We didn’t know how great the day would get — but it certainly started out lovely! We began with no rain and an excellent location for a variety of onshore walks. Cascade Creek lived up to its name, providing lots of photo opportunities with waterfall backgrounds as well as some good exercise, especially for the group of long walkers (a.k.a. mud hikers). The casual coastal walk revealed several marine secrets including worms and gunnel fish, the favorite food of pigeon guillemots. Moderate walks allowed time for forest bathing and finer-focus forest elements including an abundance of mosses and lichens.

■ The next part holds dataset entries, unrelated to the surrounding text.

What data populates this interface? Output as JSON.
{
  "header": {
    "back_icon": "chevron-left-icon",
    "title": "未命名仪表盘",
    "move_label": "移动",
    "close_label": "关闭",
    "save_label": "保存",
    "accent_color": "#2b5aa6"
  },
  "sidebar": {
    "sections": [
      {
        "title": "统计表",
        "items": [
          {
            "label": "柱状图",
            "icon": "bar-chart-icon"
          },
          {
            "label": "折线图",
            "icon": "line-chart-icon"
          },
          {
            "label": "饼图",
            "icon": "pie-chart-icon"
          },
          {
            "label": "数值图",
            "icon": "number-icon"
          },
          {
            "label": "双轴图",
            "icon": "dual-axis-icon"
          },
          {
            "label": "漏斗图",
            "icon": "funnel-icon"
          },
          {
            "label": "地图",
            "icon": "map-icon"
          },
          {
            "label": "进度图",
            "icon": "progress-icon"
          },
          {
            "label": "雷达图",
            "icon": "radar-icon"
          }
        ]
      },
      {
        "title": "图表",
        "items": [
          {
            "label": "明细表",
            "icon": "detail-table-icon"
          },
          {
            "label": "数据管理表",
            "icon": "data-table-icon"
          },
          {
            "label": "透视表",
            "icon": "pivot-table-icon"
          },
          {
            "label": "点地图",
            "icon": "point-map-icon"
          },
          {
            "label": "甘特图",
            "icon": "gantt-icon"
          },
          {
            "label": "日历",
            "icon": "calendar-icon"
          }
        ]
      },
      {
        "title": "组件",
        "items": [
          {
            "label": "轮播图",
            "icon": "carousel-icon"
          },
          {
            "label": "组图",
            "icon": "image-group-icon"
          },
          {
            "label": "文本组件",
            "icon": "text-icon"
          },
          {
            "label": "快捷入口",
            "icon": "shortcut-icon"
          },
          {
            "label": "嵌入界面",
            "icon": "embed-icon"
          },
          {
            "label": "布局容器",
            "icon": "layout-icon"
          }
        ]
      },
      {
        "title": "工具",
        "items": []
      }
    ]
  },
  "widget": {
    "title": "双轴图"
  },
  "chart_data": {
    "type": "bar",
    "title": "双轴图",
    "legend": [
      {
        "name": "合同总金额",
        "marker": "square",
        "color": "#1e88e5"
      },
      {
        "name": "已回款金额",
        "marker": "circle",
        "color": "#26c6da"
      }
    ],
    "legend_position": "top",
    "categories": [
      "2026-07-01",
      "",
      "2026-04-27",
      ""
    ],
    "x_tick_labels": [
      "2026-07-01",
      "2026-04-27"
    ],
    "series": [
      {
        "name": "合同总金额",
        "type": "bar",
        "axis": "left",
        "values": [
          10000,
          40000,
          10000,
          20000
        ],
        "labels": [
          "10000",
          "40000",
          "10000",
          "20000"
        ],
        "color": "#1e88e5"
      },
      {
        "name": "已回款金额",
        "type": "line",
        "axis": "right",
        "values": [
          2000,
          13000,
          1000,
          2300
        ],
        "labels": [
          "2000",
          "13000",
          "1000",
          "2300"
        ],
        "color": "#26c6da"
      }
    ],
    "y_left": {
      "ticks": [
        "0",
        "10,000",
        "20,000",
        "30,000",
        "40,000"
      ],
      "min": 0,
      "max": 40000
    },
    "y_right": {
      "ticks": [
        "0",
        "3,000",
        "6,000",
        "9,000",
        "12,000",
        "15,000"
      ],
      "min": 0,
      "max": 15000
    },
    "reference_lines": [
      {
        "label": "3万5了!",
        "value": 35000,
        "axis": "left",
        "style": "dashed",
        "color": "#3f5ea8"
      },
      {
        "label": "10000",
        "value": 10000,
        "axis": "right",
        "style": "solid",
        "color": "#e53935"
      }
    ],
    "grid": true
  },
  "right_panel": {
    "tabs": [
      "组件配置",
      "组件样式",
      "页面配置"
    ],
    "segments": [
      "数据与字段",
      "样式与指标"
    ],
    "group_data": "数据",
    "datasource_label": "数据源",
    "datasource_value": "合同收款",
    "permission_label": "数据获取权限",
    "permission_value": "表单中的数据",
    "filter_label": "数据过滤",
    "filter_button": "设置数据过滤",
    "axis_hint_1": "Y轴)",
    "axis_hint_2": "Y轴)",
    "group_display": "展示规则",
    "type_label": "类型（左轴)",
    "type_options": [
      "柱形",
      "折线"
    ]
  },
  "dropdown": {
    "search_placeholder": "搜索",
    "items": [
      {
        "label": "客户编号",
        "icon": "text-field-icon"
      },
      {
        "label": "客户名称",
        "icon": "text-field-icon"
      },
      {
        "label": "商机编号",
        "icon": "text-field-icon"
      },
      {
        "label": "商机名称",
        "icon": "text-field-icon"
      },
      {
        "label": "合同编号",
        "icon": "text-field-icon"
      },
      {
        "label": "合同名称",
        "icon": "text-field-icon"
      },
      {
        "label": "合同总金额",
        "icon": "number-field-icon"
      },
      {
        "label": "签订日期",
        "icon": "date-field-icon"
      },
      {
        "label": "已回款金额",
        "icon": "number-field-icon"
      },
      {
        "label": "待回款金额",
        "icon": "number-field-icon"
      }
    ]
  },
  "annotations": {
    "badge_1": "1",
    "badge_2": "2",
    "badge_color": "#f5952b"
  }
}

Returning to the ship for sustenance, we decided to spend the afternoon searching for “signs of life” in Frederick Sound, since this would be our last significant opportunity for whale watching. And did we ever find some marine mammal activity! Many guests commented that when the expedition staff get excited and the Captain comes out on deck with a camera, then you know there’s something special happening. We enjoyed an incredible afternoon of whale spectating, spending several hours in “whale soup.” Easily one hundred whales surrounded the ship from near to far. Everywhere you looked there were whales doing all sorts of interesting things including lunge feeding, tail slapping, bubble-net feeding, and even breaching. There was barely enough time to run inside for a bathroom break, hot chocolate, and a bit of warming up. We were listening to a presentation by Joselyn about plant adaptations when the action overwhelmed the ship again. It was truly magical — the flat, calm conditions and light shining through distant clouds created a perfect backdrop for the thousands of photos taken collectively by the dedicated bow-watchers. As the evening progressed, we skipped recap; we were in danger of skipping dinner altogether! But it was time to let the whales be and gain some sustenance ourselves to prepare for our last full day aboard the good ship National Geographic Sea Bird.